Приз «Кумир поколения» на IV кинофестивале «17 мгновений» в Павловском Посаде вручили югославскому и сербскому актеру Гойко Митичу.
И, надо сказать, это вторая награда, которую получает исполнитель ролей Токея Ито из «Сыновей Большой Медведицы» и «Чингачгука — Большого Змея» за минувшие полгода в России: на «Амурской осени» — 2019 ему был вручен Спецприз «За вклад в мировое кино». А если вспомнить, что приглашение сняться в военной драме «Балканский рубеж», которую Гойко представлял в Павловском Посаде на ретро-показе, актер получил на «Золотом витязе» в Севастополе, вполне можно говорить о том, что актер заходит на второй круг суперпопулярности в нашей стране после советских времен.
Павловский Посад Гойко понравился. Побывал на экскурсии в музее платков и даже получил мастер-класс по набивке. Запомнил, что Княжий Двор – подлинное место, где когда-то жил князь Даниил Московский и любил ловить рыбу в местных реках и озерах. Впечатлился экспозицией Отечественной войны 1812 года. В качестве сувенира купил себе шарф, а покупку платков отложил на последний день, надо же присмотреться. Мне показалось, что будет искать с красными розами на черном. Резюме было таким — «В любом месте для меня важны люди, а в России, только приеду, и чувствую себя дома».
Специальный гость МКФ «17 мгновений» Гойко Митич ответил на вопросы редакции МТ«ГлагоL».
Похожи ли были прерии, в которых возрастал будущий Чингачгук, на места настоящих съемок?

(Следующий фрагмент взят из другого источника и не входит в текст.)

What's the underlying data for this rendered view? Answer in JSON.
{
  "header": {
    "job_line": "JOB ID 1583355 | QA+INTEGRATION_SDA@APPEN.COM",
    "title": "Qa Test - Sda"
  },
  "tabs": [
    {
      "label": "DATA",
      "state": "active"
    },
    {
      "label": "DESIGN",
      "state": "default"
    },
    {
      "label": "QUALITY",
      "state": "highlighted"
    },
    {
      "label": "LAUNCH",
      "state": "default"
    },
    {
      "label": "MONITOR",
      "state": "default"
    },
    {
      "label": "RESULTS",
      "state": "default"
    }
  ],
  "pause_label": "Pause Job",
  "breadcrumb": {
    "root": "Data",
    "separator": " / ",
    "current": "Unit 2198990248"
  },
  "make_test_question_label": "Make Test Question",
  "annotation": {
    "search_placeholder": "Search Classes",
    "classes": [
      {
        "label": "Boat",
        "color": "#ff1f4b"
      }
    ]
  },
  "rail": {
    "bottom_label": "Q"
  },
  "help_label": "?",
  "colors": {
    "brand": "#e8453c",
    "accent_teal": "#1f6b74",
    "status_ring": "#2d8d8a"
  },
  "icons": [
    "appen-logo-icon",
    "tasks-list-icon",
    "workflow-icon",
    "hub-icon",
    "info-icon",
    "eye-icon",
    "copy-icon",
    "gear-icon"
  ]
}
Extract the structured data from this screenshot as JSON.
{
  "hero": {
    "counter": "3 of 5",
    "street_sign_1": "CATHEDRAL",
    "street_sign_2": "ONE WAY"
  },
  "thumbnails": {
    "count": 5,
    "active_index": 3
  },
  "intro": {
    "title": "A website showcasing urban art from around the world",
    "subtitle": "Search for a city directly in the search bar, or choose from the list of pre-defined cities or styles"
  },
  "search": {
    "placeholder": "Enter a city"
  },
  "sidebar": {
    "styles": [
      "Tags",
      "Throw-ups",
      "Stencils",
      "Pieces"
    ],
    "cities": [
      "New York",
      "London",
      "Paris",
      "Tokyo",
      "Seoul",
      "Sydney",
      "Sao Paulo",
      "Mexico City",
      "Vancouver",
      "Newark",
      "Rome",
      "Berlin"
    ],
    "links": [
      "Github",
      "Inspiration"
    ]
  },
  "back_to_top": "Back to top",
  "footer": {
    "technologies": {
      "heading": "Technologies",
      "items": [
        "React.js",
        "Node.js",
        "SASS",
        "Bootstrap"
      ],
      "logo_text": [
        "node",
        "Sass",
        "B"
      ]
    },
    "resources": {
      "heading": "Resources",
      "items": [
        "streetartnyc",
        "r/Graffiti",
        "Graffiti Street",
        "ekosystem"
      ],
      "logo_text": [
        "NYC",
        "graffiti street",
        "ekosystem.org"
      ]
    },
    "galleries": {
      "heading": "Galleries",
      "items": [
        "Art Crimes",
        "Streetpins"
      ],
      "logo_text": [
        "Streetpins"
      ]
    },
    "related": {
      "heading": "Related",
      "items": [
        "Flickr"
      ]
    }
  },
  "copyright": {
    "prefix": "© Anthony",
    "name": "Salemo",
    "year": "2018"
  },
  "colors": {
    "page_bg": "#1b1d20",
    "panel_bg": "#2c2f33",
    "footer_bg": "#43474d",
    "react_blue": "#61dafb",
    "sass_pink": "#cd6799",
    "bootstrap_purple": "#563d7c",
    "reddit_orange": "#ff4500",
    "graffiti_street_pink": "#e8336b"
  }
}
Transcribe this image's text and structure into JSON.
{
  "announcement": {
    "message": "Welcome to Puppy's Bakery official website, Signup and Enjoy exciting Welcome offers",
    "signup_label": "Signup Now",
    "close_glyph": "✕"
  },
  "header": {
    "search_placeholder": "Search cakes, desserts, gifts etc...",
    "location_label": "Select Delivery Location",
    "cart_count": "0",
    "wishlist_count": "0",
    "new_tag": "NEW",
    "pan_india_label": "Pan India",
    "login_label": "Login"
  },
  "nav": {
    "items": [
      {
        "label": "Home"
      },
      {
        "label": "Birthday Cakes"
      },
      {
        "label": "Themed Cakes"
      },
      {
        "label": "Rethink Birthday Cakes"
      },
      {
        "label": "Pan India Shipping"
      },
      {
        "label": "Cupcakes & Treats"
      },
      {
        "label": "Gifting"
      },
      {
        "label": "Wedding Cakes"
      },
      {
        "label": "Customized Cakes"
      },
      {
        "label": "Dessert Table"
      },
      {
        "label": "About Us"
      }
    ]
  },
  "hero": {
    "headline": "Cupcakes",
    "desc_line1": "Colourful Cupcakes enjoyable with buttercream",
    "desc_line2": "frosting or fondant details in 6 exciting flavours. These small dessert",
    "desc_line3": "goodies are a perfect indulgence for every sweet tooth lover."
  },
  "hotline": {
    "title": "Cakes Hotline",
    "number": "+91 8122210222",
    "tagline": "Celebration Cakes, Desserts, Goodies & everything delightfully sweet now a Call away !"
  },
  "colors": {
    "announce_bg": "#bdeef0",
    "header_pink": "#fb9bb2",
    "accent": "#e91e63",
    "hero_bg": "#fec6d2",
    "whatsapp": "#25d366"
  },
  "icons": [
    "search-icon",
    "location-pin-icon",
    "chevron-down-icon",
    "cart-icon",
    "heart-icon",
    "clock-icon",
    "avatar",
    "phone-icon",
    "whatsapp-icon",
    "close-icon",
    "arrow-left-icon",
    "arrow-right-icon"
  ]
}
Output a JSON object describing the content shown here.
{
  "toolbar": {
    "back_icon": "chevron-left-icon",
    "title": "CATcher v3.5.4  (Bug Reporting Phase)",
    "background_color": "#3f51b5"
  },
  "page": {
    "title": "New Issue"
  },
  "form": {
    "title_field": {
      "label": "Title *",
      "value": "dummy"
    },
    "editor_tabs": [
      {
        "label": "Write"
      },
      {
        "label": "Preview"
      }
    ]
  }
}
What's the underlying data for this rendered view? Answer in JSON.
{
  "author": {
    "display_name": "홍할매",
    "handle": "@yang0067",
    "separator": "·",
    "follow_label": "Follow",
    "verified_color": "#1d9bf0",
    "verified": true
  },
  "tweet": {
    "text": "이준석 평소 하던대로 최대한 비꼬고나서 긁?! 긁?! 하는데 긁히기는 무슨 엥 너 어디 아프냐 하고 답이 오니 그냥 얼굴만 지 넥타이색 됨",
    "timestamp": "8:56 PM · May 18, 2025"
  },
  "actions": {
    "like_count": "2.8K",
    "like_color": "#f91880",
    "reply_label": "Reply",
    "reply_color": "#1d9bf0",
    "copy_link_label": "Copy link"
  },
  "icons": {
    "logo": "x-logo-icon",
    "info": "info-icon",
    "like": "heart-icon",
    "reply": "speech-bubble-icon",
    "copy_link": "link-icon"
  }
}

А «Чингачгука» снимали в местах дикой природы – в Болгарии, в ГДР, да по всей Европе. В Союзе снимали фильмы «Апачи» и «Ульзана» — под Самаркандом, «Текумзе» — в Крыму, около Ялты. На Кавказе снимали «След Сокола», вначале в районе Тбилиси, потом поднялись в горы, в поселок Пасанаури. Очень красиво там, и съемки были интересные, но вот беда, за ужином надо было пить все тосты, а я вообще не употреблял алкоголь, пришлось сослаться на запрет врачей. А мои немецкие коллеги, выпивая «за маму-папу», так накачивались, что падали с ног.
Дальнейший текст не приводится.